De double cup is een mondstuk met in feite twee cups achter elkaar. De overgangsrand geeft een extra versnelling aan de luchtmoleculen en wordt vaak toegepast voor het hogere, schrille werk. Louis Armstrong imitators gebruiken dit soort mondstukken vaak voor het beroemde L.A. in zijn toon.
De boring, de doorgang naar de backbore, is mede bepalend voor de luchtdoorgang, de drukopbouw en het volume van de toon. Er zijn talloze combinaties mogelijk en iedereen moet zuiver individueel een keuze maken. Hoe meer variaties, hoe meer keuze en hoe gemakkelijker voor de blazer. Hoe scherper de breekhoekcoëfficient tussen cup en boring is, hoe scherper de toon zal worden als gevolg van het Bernouilli-effect.
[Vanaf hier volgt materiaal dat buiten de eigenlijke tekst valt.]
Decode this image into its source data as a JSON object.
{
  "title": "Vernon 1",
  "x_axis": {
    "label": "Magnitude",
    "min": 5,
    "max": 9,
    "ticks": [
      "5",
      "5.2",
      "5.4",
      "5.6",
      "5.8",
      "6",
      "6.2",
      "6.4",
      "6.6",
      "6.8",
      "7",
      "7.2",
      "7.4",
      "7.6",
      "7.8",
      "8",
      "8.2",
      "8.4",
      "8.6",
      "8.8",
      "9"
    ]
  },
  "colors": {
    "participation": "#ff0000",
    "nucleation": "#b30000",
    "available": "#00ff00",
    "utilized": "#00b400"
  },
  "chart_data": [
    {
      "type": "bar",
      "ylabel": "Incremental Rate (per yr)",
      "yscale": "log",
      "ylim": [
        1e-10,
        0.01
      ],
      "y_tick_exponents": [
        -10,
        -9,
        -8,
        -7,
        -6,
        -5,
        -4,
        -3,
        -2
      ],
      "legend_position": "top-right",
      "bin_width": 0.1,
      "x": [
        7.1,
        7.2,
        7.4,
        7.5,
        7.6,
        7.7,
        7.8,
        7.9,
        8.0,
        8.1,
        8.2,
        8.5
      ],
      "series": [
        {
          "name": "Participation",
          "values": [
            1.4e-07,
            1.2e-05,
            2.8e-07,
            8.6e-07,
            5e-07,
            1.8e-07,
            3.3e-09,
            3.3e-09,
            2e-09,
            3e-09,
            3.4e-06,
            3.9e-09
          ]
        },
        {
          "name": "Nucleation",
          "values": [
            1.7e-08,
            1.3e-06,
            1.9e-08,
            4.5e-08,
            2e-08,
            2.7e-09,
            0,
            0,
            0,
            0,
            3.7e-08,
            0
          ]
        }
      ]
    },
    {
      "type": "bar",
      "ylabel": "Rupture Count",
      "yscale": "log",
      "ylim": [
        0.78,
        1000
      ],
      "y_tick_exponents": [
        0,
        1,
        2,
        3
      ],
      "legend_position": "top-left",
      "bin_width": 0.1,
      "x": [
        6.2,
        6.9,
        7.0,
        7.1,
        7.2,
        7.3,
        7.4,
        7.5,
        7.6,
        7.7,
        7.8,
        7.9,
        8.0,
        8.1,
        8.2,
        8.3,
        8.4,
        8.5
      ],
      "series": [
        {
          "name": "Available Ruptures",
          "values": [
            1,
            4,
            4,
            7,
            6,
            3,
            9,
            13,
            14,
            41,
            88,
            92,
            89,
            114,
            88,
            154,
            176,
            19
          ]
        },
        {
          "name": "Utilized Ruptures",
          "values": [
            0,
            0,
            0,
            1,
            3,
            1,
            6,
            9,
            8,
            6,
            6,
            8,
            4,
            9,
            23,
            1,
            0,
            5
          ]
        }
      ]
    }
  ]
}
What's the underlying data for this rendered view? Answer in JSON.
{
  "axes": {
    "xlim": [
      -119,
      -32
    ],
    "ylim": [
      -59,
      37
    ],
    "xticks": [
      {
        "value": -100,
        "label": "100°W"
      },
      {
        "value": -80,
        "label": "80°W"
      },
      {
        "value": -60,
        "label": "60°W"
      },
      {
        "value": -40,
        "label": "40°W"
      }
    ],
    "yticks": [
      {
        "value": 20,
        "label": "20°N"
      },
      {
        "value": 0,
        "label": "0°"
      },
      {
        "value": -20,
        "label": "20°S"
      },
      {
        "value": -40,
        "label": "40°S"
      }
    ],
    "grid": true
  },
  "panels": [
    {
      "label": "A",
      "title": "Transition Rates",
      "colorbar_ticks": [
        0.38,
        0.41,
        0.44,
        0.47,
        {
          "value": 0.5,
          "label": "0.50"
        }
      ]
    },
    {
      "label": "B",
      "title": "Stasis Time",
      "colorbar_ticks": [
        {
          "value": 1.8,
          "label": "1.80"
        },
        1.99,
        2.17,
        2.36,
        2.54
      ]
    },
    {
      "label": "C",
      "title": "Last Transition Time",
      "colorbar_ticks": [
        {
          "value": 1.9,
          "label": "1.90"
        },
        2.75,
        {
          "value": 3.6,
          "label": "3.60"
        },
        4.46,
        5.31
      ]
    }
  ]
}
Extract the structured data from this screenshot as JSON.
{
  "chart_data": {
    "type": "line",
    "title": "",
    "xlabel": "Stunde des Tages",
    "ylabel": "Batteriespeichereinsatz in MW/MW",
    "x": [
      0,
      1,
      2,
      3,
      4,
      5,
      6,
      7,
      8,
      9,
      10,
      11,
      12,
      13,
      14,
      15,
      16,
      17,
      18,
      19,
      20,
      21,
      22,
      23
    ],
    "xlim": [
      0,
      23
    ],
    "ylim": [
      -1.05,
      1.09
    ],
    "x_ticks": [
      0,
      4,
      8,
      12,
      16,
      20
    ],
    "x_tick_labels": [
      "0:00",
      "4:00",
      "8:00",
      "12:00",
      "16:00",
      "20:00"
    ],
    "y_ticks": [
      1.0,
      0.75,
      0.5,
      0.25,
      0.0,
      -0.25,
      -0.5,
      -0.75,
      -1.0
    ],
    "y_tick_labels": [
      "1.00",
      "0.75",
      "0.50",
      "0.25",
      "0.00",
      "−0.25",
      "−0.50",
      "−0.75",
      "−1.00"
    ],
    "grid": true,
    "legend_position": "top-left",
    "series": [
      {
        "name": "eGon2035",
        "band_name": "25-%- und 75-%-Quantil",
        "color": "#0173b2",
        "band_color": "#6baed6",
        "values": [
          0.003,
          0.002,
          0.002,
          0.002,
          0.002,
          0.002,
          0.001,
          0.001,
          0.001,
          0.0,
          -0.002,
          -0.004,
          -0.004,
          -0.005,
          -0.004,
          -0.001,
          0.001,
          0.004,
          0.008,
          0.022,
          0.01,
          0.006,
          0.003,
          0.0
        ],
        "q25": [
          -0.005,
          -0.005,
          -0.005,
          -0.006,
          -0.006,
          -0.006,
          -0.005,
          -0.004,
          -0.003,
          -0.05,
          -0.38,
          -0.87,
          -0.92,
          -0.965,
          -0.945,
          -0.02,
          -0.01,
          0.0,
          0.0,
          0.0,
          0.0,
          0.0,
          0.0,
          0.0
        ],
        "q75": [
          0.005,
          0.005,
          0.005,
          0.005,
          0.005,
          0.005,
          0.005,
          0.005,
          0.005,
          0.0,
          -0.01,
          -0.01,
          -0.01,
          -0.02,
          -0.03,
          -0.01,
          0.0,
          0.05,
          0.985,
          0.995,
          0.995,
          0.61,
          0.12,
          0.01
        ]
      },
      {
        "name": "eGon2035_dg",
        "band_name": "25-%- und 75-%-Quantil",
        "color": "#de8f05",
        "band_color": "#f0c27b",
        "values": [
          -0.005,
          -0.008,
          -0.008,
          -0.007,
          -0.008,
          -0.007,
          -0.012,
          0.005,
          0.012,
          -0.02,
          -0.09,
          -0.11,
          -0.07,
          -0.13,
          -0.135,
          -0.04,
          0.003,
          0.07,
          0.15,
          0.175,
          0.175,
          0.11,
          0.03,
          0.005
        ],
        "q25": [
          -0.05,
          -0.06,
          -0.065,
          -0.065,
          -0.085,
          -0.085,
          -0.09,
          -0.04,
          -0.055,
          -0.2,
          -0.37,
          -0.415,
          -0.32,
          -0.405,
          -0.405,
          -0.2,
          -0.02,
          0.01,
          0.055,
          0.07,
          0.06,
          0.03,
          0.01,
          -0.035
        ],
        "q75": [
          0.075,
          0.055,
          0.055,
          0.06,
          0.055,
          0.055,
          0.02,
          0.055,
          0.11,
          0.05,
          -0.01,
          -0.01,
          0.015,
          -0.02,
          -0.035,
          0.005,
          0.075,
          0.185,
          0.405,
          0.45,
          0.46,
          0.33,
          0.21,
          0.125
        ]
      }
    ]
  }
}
De backbore is het uitgeboorde deel in de schacht. Hoe verder het uitgeboord is, hoe meer aanzuigende werking uit de cup van het mondstuk naar het instrument komt. Dit is geschikt voor mensen met veel lucht. Hier hoort een grotere, bredere klank bij.
Voor de uitgebreide fysica verwijs ik naar hoofdstuk 20 van Arthur H. Benade´s “Fundamentals of musical acoustics”. Uitgever is Dover Publications Inc., New York. ISBN 0/486/26484 X. In het hoofdstuk over fysica behandel ik de belangrijkste aspecten.